On Fri, Jan 09, 2026 at 08:50:01AM +0100, Greg KH wrote:
> On Fri, Jan 09, 2026 at 01:44:22PM +0900, jongan.kim@....com wrote:
> > From: Greg KH <gregkh@...uxfoundation.org>
> > 
> > > On Thu, Jan 08, 2026 at 10:10:11AM +0900, jongan.kim@....com wrote:
> > > > From: "JongAn Kim" <jongan.kim@....com>
> > > > For example, if a container with PID namespace has a process with
> > > > PID 100 (which maps to PID 5000 in init namespace), attempting to
> > > > freeze PID 100 from the container could incorrectly match a different
> > > > process with PID 100 in the init namespace.
> > > > 
> > > > This patch fixes the issue by:
> > > > 1. Converting the caller's PID from their namespace to init namespace
> > > > 2. Matching against binder_proc->pid (which stores init namespace TGID)
> > > > 3. Returning -EINVAL for invalid PIDs and -ESRCH for not-found processes
> > >
> > > Are you sure this is the only place pid namespaces come into play in
> > > binder?  If this is going to be supported, I think all uses of pids need
> > > to handle namespaces.
> > > 
> > > or am I confused as to what is broken here?
> > >
> > > thanks,
> > >
> > > greg k-h
> > 
> > As far as we've confirmed, only the binder’s freeze ioctl operation receives
> > and processes a pid from user space. (other binder operation except freeze
> > handles pid as global pid in kernel space.)
> 
> Are you sure?  Those pids come from userspace, how can they be "global"?

I guess the BINDER_FREEZE/BINDER_GET_FROZEN_INFO ioctls are the only
that takes a pid as *input*. All other pid uses in Binder are outputs.

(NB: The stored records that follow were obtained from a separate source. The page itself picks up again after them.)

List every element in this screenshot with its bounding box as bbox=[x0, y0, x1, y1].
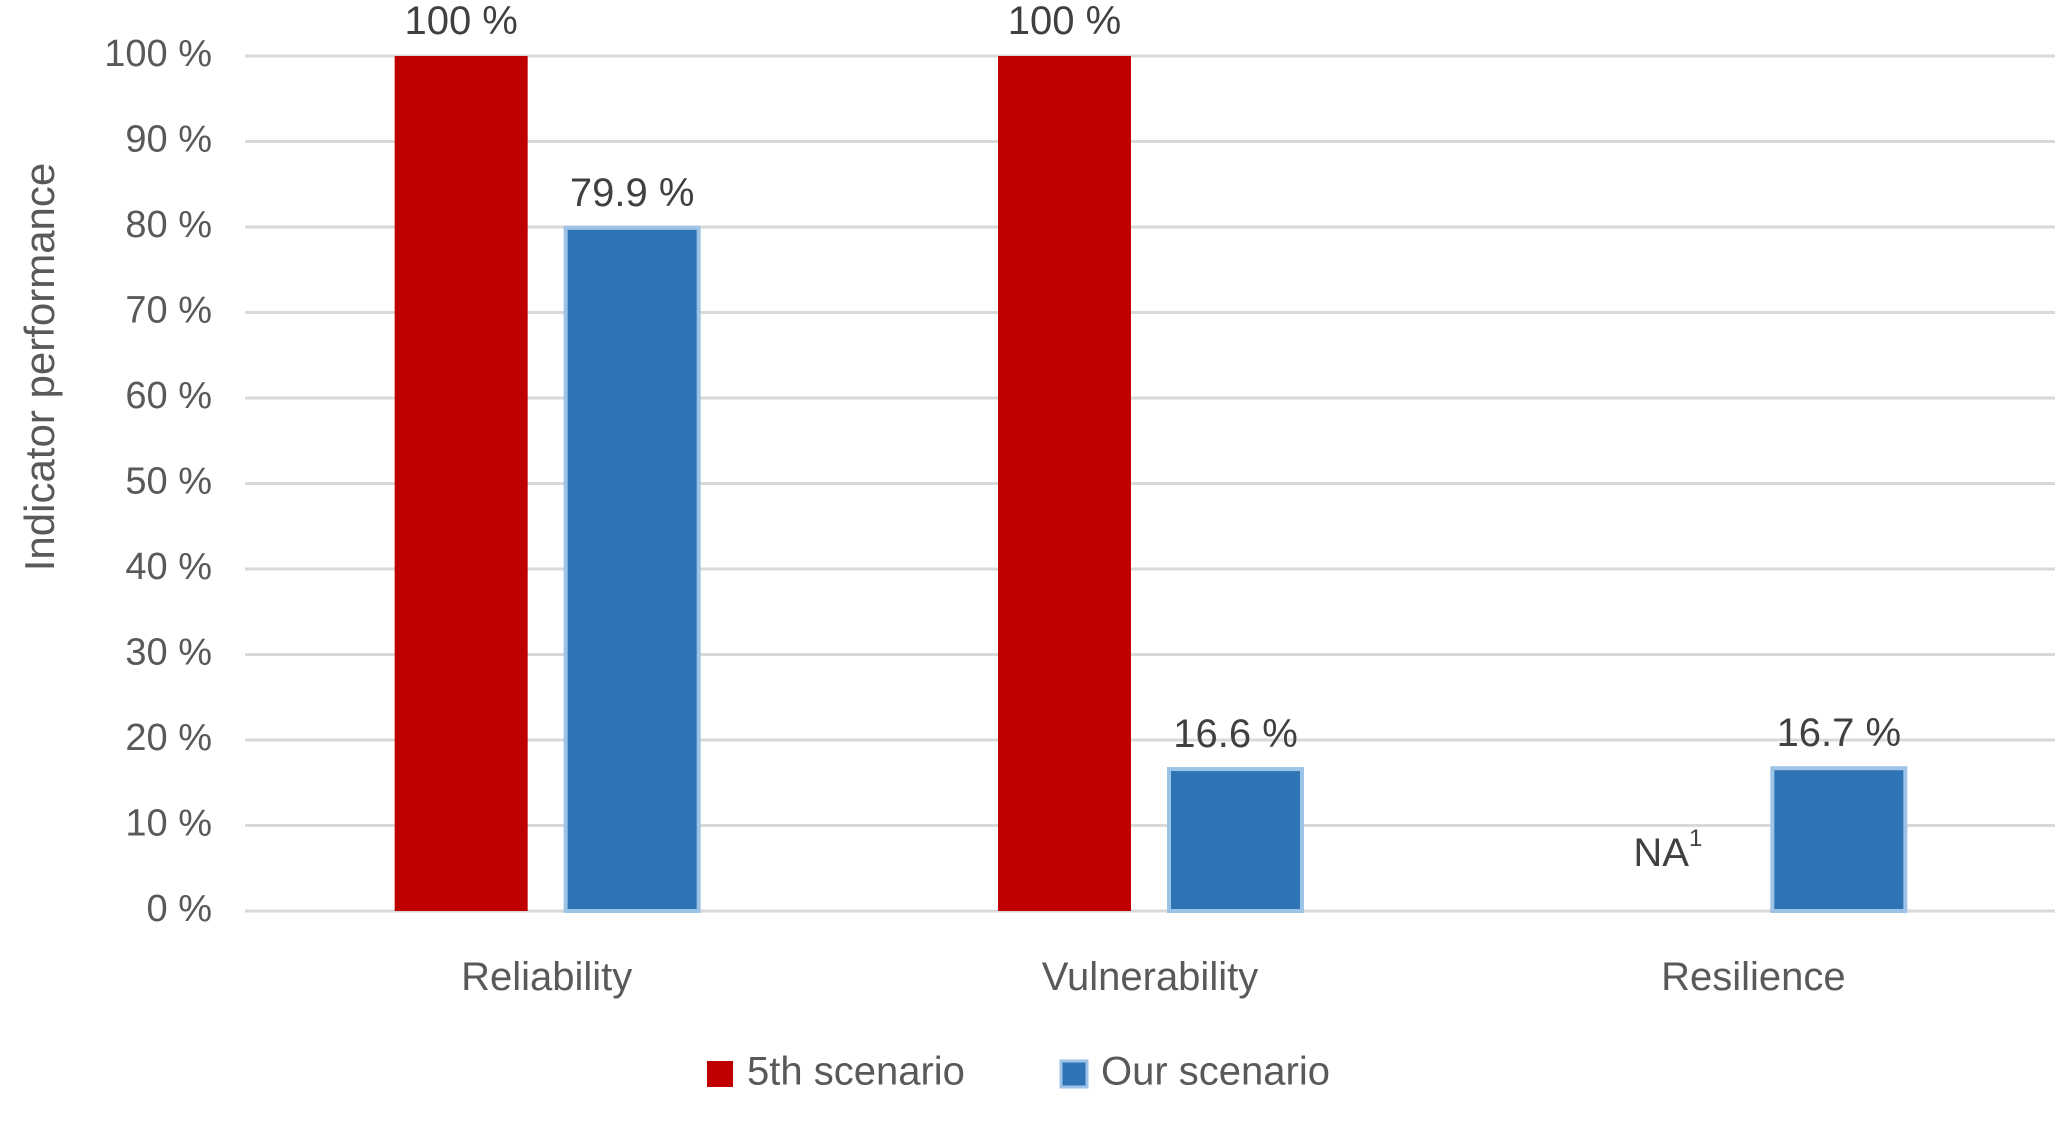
y-tick-label: 60 % bbox=[125, 375, 212, 417]
category-labels: Reliability Vulnerability Resilience bbox=[461, 955, 1846, 999]
y-tick-label: 100 % bbox=[104, 33, 212, 75]
legend: 5th scenario Our scenario bbox=[707, 1050, 1330, 1094]
legend-label: 5th scenario bbox=[747, 1050, 965, 1094]
category-label: Vulnerability bbox=[1042, 955, 1258, 999]
y-tick-label: 40 % bbox=[125, 546, 212, 588]
y-tick-label: 30 % bbox=[125, 632, 212, 674]
y-tick-label: 90 % bbox=[125, 119, 212, 161]
data-label: 100 % bbox=[1008, 0, 1121, 43]
bar-0-1 bbox=[998, 56, 1131, 911]
y-tick-label: 0 % bbox=[147, 888, 212, 930]
legend-swatch bbox=[707, 1061, 733, 1087]
y-tick-label: 20 % bbox=[125, 717, 212, 759]
y-tick-labels: 0 % 10 % 20 % 30 % 40 % 50 % 60 % 70 % 80 % 90 % 1… bbox=[104, 33, 212, 930]
bar-1-0 bbox=[563, 225, 701, 914]
y-tick-label: 70 % bbox=[125, 290, 212, 332]
gridlines bbox=[245, 54, 2055, 913]
data-label: 79.9 % bbox=[570, 171, 695, 215]
data-label: 100 % bbox=[404, 0, 517, 43]
y-axis-label: Indicator performance bbox=[16, 163, 63, 572]
legend-label: Our scenario bbox=[1101, 1050, 1330, 1094]
bar-1-1 bbox=[1167, 767, 1304, 913]
y-tick-label: 80 % bbox=[125, 204, 212, 246]
y-tick-label: 50 % bbox=[125, 461, 212, 503]
y-tick-label: 10 % bbox=[125, 803, 212, 845]
data-label: NA1 bbox=[1633, 825, 1702, 875]
data-label: 16.7 % bbox=[1777, 711, 1902, 755]
bar-0-0 bbox=[394, 56, 528, 911]
bar-1-2 bbox=[1770, 766, 1908, 914]
category-label: Resilience bbox=[1661, 955, 1846, 999]
data-label: 16.6 % bbox=[1173, 712, 1298, 756]
bars bbox=[394, 56, 1908, 914]
legend-swatch bbox=[1059, 1059, 1089, 1089]
category-label: Reliability bbox=[461, 955, 632, 999]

> > Since binder_open() registers the pid to binder_procs based on the global pid
> > of the init namespace, the freeze operation does not function correctly when 
> > executed within a separate namespace. Moreover, in cases where duplicate pid 
> > exist, there is a potential risk of freezing an unintended process in the init
> > namespace.
> 
> So you are relying on the registration in the global namespace, but what
> about the others?  I see a lot of "raw" pids happening in the binder
> code, it's odd that this would only be an issue in that one ioctl.
> 
> And, I hate to ask, what about the rust version of binder in the tree
> now?  What does that do?  :)

Both drivers handle the BINDER_FREEZE ioctl in the same way. The freeze
operation takes a target pid to freeze as input, and loops through all
open Binder fds/binder_procs and picks out any procs for which the
target pid is equal to `task->group_leader->pid`, with `task` being the
task that originally opened said fd. Then those fds/binder_procs are
marked frozen meaning that new incoming transactions are rejected.